During a trial day lasting more than seven hours, attorneys for 3 million insurance policyholders attempted to prove Sutter Health engages in unlawful antitrust activity by requiring expensive all-or-nothing deals with health plans.
Trial continued this week after Monday's marathon session before U.S. District Judge Laurel Beeler, which was marked by intense questioning, numerous objections and multiple procedural issues that needed to be handled in sidebars. Sidibe v. Sutter Health, 3:12-cv-04854, (N.D. Cal., filed Sept. 17, 2012).
The plaintiffs allege that Sutter's practice caused them to overpay $411 million for health services. "Sutter did this by forcing anti-competitive contracts and exorbitant hospital prices upon the health insurance companies that directly pay the medical costs for millions of Northern Californians," plaintiffs' lawyer Matthew L. Cantor of Constantine Cannon LLP told the jury during opening statements last week.
Jeffrey A. LeVee of Jones Day asserted that Sutter acts in the best interests of its patients and the conduct the plaintiffs take issue with actually lowers costs for patients. "Antitrust laws do not require Sutter to agree to every insurance company proposal. So Sutter isn't violating them," LeVee said in his opening.
Four plaintiffs' witnesses testified and were cross-examined Monday about the intricacies of health plans, calculations of medical costs and explanations of insurance industry jargon.
Half the day was focused on Kristen Miranda, former senior vice president of strategic partnerships and innovation for Blue Shield of California. She testified that Sutter required health plans to include all of Sutter's hospitals in their policies, driving up the costs of premiums.
Plaintiffs' attorney Allan Steyer of Steyer Lowenthal Boodrookas Alvarez & Smith LLP asked if Sutter pressured Blue Shield into an all-or-nothing deal and Miranda said yes. Asked if Blue Shield liked those terms, she replied, "Goodness, no."
Steyer also asked if Miranda negotiated with other hospital and medical practitioner networks that demanded similar contract clauses and she said no.
Less than a year ago Sutter settled a case in state court for $575 million against similar allegations. As part of that agreement, Sutter agreed to stop using all-or-nothing contracting. The company denies the plaintiffs' allegations that it used the same practice in this case.
Plaintiffs' counsel also asked Miranda questions to establish how prohibitively expensive Sutter's out-of-network fees were and jurors heard that health plans would pay 95% of Sutter's full billed charges if a health plan enrollee used a Sutter hospital that was out-of-network.
On cross-examination, David C. Kiernan of Jones Day asked questions to establish doubt about the inappropriateness of Sutter's conduct and bring into question Miranda's credibility.
Kiernan pointed out that Blue Shield had previously worked with Sutter's competitors, such as Dignity Health, and agreed to statewide contracts which included most, if not all, of their providers in the state. Kiernan asked why the plaintiffs did not take issue with Dignity but did so with Sutter.
He also said that at one point, Blue Shield had a product for the California Public Employees' Retirement System that did not have every Sutter hospital.

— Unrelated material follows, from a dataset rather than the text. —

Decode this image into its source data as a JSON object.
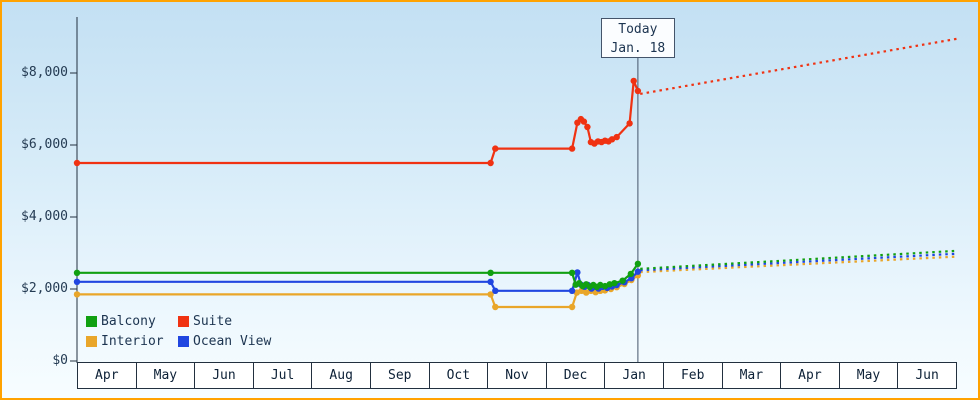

Miranda replied that after that contract, Sutter "made it clear that this was not something they would allow broadly," and that Blue Shield was "cherry-picking their system," she said.
He further called into question Miranda's assertion that Sutter's nonparticipation rate was unreasonably high.
"You personally have never compared Sutter's nonparticipation rate" to others in the customary rate filing with the state Department of Insurance, Kiernan pressed.
Miranda replied, "I think that's fair, correct."
However, she added, "I feel comfortable saying certainly 95% of charges would certainly be higher than anything on a reasonable and customary schedule."